Gov. Patrick Pushes for Sweeping Ethics Reform

An ethics task force created by Gov. Deval Patrick is calling for tougher penalties for bribery, broader definitions of lobbying and expansion of the attorney general's authority in fighting corruption.

The 13-member Task Force on Public Integrity was established in November following several high-profile corruption investigations, including that of former state Sen.
Dianne Wilkerson, who was arrested on federal bribery charges, and into associates of House Speaker Salvatore F. DiMasi. Richard Vitale, the speaker's accountant and campaign treasurer, was indicted on campaign finance and lobbying violations.

At a press conference Tuesday afternoon, the governor said he would file a measure on Wednesday that incorporates the task force's recommendations. 

"Right now, thanks to several recent serious charges of misconduct, our citizens are questioning the integrity of their government," said Patrick. "Now is the time to assure ourselves and the public that the consequences for breaching the public trust will be serious, swift and certain."

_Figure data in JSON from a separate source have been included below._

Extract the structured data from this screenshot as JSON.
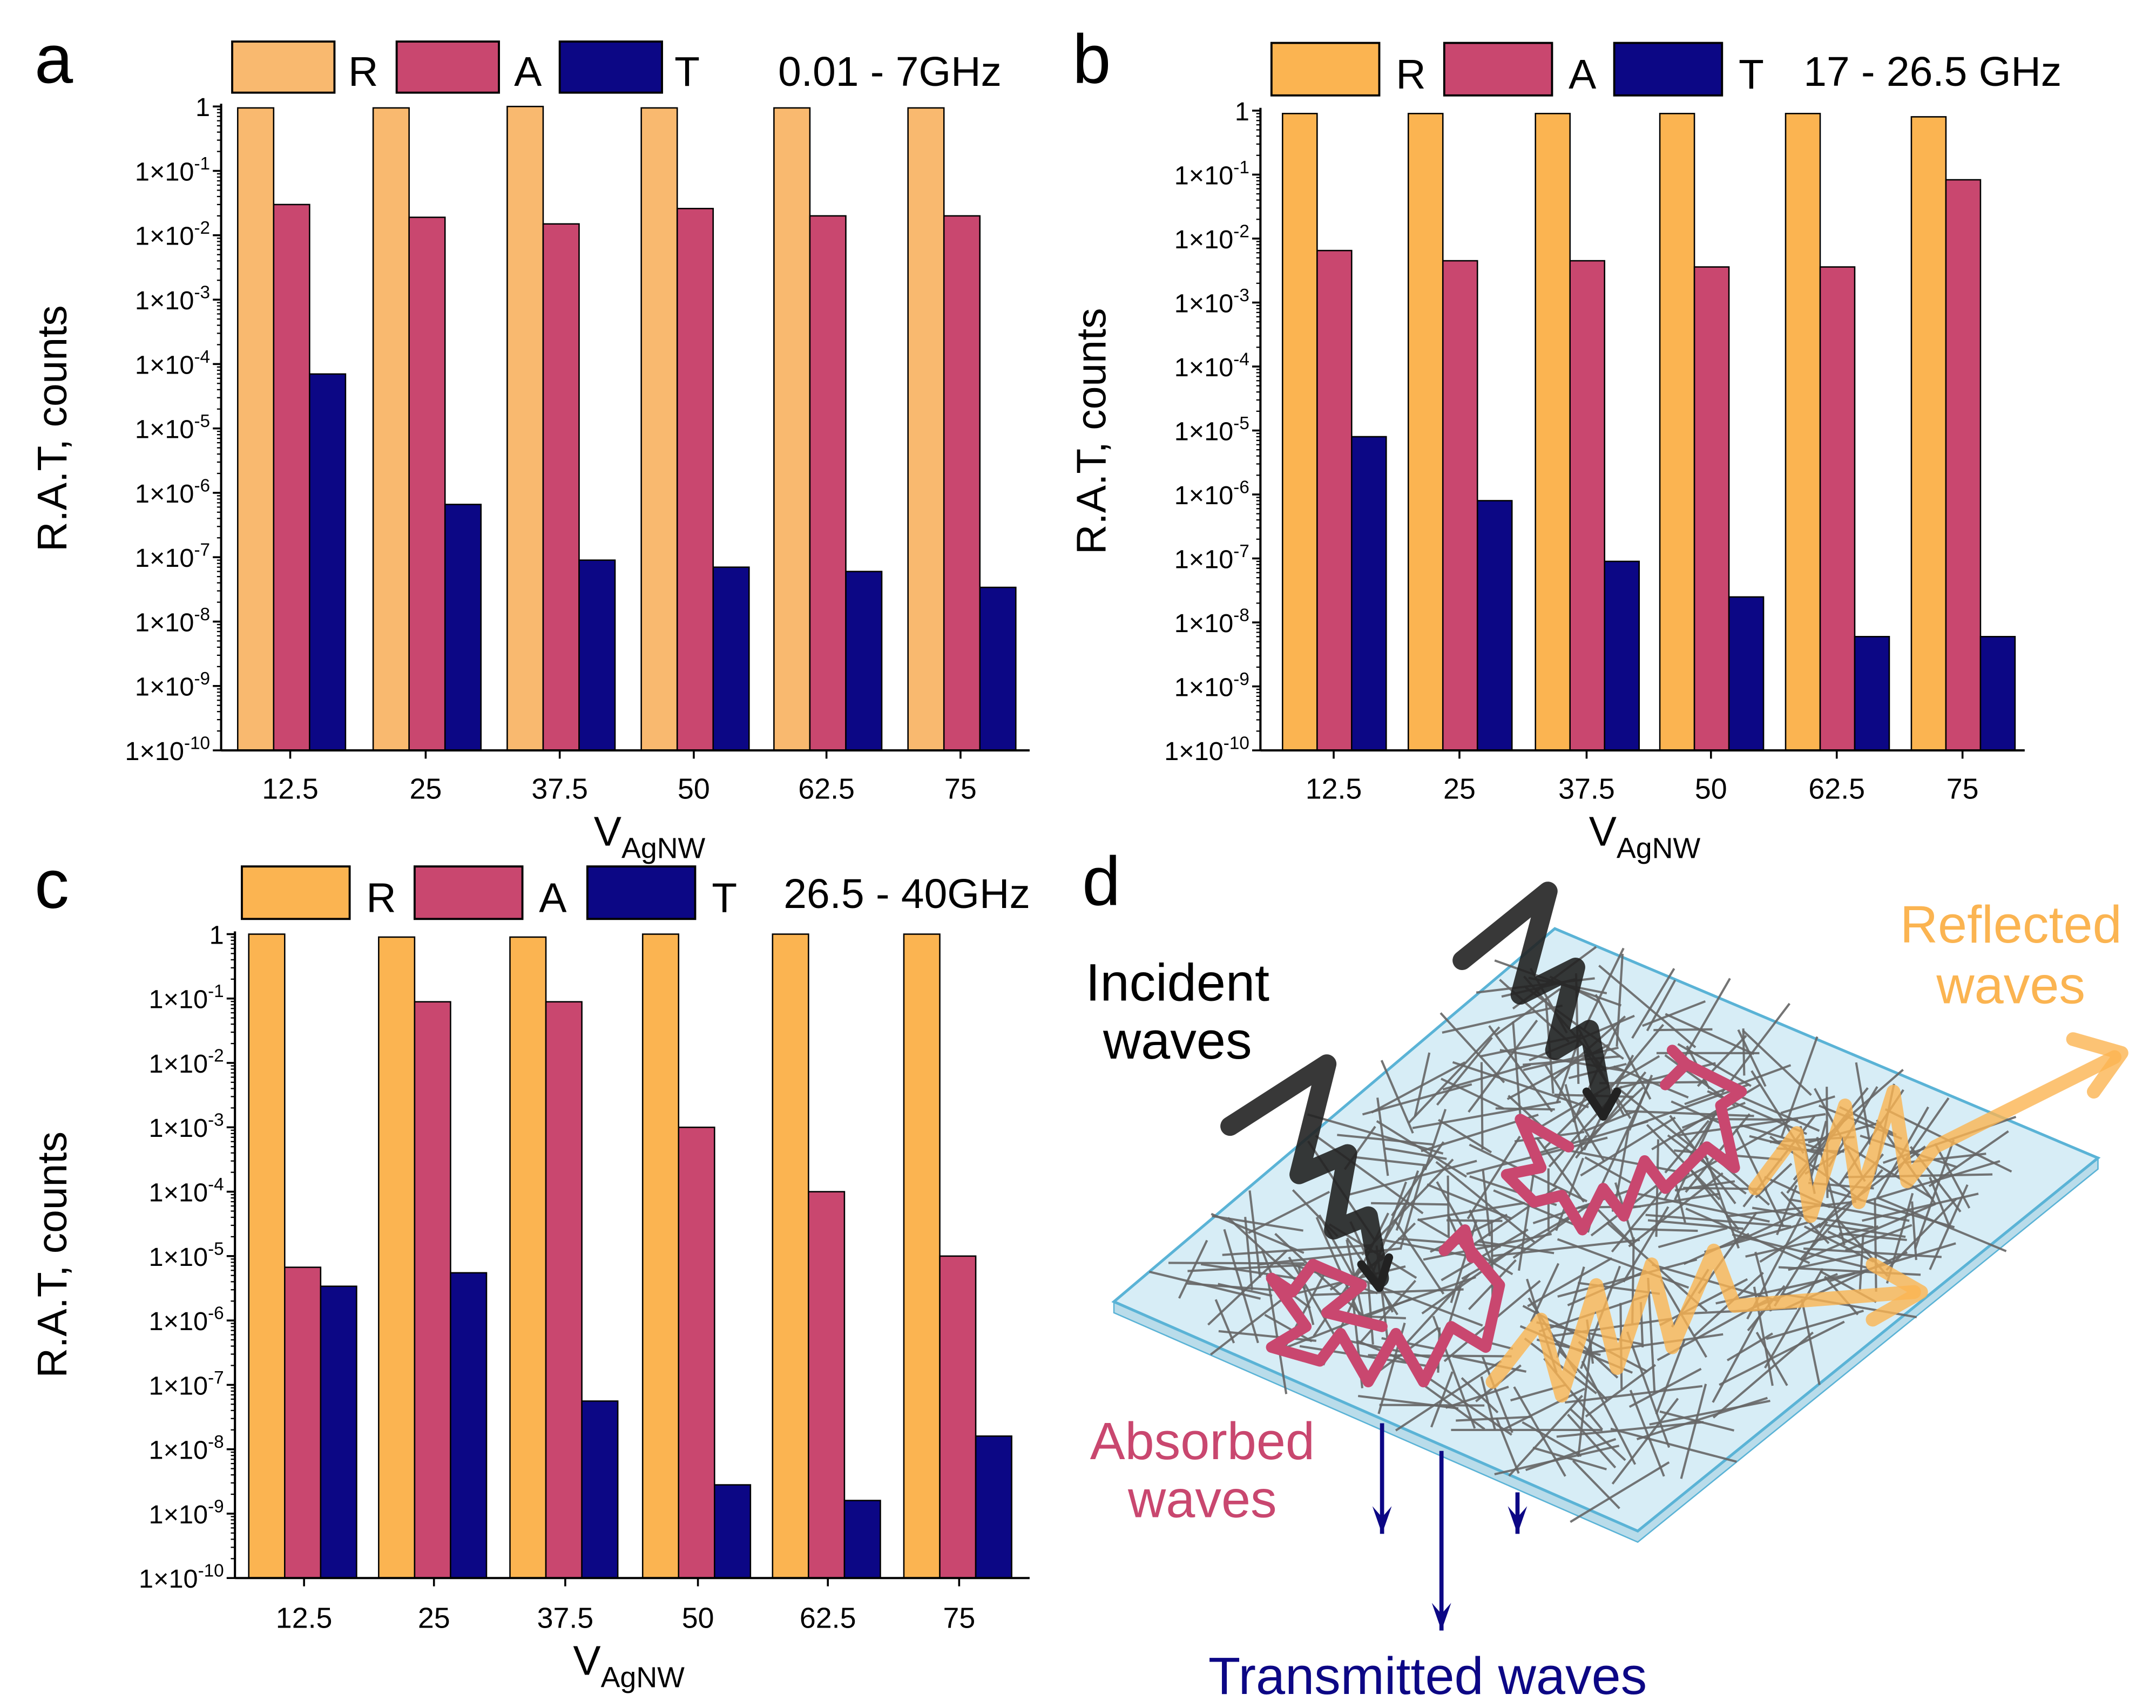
{
  "colors": {
    "R_a": "#f9b96f",
    "R": "#fbb451",
    "A": "#c9476f",
    "T": "#0c0785",
    "plate_fill": "#d7edf6",
    "plate_stroke": "#5ab3d6",
    "wires": "#666666",
    "incident": "#222222"
  },
  "chart_data": [
    {
      "panel": "a",
      "type": "bar",
      "title": "0.01 - 7GHz",
      "xlabel": "V",
      "xlabel_sub": "AgNW",
      "ylabel": "R.A.T, counts",
      "yscale": "log",
      "ylim": [
        1e-10,
        1
      ],
      "ytick_labels": [
        {
          "b": "1",
          "e": ""
        },
        {
          "b": "1×10",
          "e": "-1"
        },
        {
          "b": "1×10",
          "e": "-2"
        },
        {
          "b": "1×10",
          "e": "-3"
        },
        {
          "b": "1×10",
          "e": "-4"
        },
        {
          "b": "1×10",
          "e": "-5"
        },
        {
          "b": "1×10",
          "e": "-6"
        },
        {
          "b": "1×10",
          "e": "-7"
        },
        {
          "b": "1×10",
          "e": "-8"
        },
        {
          "b": "1×10",
          "e": "-9"
        },
        {
          "b": "1×10",
          "e": "-10"
        }
      ],
      "categories": [
        "12.5",
        "25",
        "37.5",
        "50",
        "62.5",
        "75"
      ],
      "legend": [
        "R",
        "A",
        "T"
      ],
      "series": [
        {
          "name": "R",
          "values": [
            0.95,
            0.95,
            1.0,
            0.95,
            0.95,
            0.95
          ]
        },
        {
          "name": "A",
          "values": [
            0.03,
            0.019,
            0.015,
            0.026,
            0.02,
            0.02
          ]
        },
        {
          "name": "T",
          "values": [
            7e-05,
            6.6e-07,
            9e-08,
            7e-08,
            6e-08,
            3.4e-08
          ]
        }
      ]
    },
    {
      "panel": "b",
      "type": "bar",
      "title": "17 - 26.5 GHz",
      "xlabel": "V",
      "xlabel_sub": "AgNW",
      "ylabel": "R.A.T, counts",
      "yscale": "log",
      "ylim": [
        1e-10,
        1
      ],
      "ytick_labels": [
        {
          "b": "1",
          "e": ""
        },
        {
          "b": "1×10",
          "e": "-1"
        },
        {
          "b": "1×10",
          "e": "-2"
        },
        {
          "b": "1×10",
          "e": "-3"
        },
        {
          "b": "1×10",
          "e": "-4"
        },
        {
          "b": "1×10",
          "e": "-5"
        },
        {
          "b": "1×10",
          "e": "-6"
        },
        {
          "b": "1×10",
          "e": "-7"
        },
        {
          "b": "1×10",
          "e": "-8"
        },
        {
          "b": "1×10",
          "e": "-9"
        },
        {
          "b": "1×10",
          "e": "-10"
        }
      ],
      "categories": [
        "12.5",
        "25",
        "37.5",
        "50",
        "62.5",
        "75"
      ],
      "legend": [
        "R",
        "A",
        "T"
      ],
      "series": [
        {
          "name": "R",
          "values": [
            0.9,
            0.9,
            0.9,
            0.9,
            0.9,
            0.8
          ]
        },
        {
          "name": "A",
          "values": [
            0.0065,
            0.0045,
            0.0045,
            0.0036,
            0.0036,
            0.083
          ]
        },
        {
          "name": "T",
          "values": [
            8e-06,
            8e-07,
            9e-08,
            2.5e-08,
            6e-09,
            6e-09
          ]
        }
      ]
    },
    {
      "panel": "c",
      "type": "bar",
      "title": "26.5 - 40GHz",
      "xlabel": "V",
      "xlabel_sub": "AgNW",
      "ylabel": "R.A.T, counts",
      "yscale": "log",
      "ylim": [
        1e-10,
        1
      ],
      "ytick_labels": [
        {
          "b": "1",
          "e": ""
        },
        {
          "b": "1×10",
          "e": "-1"
        },
        {
          "b": "1×10",
          "e": "-2"
        },
        {
          "b": "1×10",
          "e": "-3"
        },
        {
          "b": "1×10",
          "e": "-4"
        },
        {
          "b": "1×10",
          "e": "-5"
        },
        {
          "b": "1×10",
          "e": "-6"
        },
        {
          "b": "1×10",
          "e": "-7"
        },
        {
          "b": "1×10",
          "e": "-8"
        },
        {
          "b": "1×10",
          "e": "-9"
        },
        {
          "b": "1×10",
          "e": "-10"
        }
      ],
      "categories": [
        "12.5",
        "25",
        "37.5",
        "50",
        "62.5",
        "75"
      ],
      "legend": [
        "R",
        "A",
        "T"
      ],
      "series": [
        {
          "name": "R",
          "values": [
            1.0,
            0.9,
            0.9,
            1.0,
            1.0,
            1.0
          ]
        },
        {
          "name": "A",
          "values": [
            6.7e-06,
            0.089,
            0.089,
            0.001,
            0.0001,
            1e-05
          ]
        },
        {
          "name": "T",
          "values": [
            3.4e-06,
            5.5e-06,
            5.6e-08,
            2.8e-09,
            1.6e-09,
            1.6e-08
          ]
        }
      ]
    }
  ],
  "diagram": {
    "panel": "d",
    "incident": [
      "Incident",
      "waves"
    ],
    "reflected": [
      "Reflected",
      "waves"
    ],
    "absorbed": [
      "Absorbed",
      "waves"
    ],
    "transmitted": "Transmitted waves"
  }
}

Chaired by the governor's Chief Legal Counsel Ben Clements, the bipartisan task force examined the current regulatory structure governing ethics, lobbying and public employee conduct and received input from experts and the public. For the full report and other information, click here.

Among the recommendations are increasing the maximum punishment for bribery to $100,000 and 10 years imprisonment from $5,000 and three years and increasing other penalties for violating conflict-of-interest laws and lobbying rules. The measure would grant the secretary of state authority to suspend or permanently revoke a legislative or executive agent's license, and give him or her the authority to impose fines.

It would also define lobbying to include strategizing, preparing and planning related to communications with a public officials for the purpose of influencing legislative or executive policy and expand the "revolving door" provision to include the executive branch.

The Ethics Commission would get greater enforcement authority and attorney general's ability to investigate and enforce the laws would be strengthened, including wire-tapping ability and the power to convene statewide grand juries.

Patrick has called for the Legislature to move quickly on passing the sweeping reform measure.

"Swift movement on this legislation will show how serious we are about restoring our citizens' confidence in their government," he said. "... In a successful democracy the currency of government is not money, it's integrity."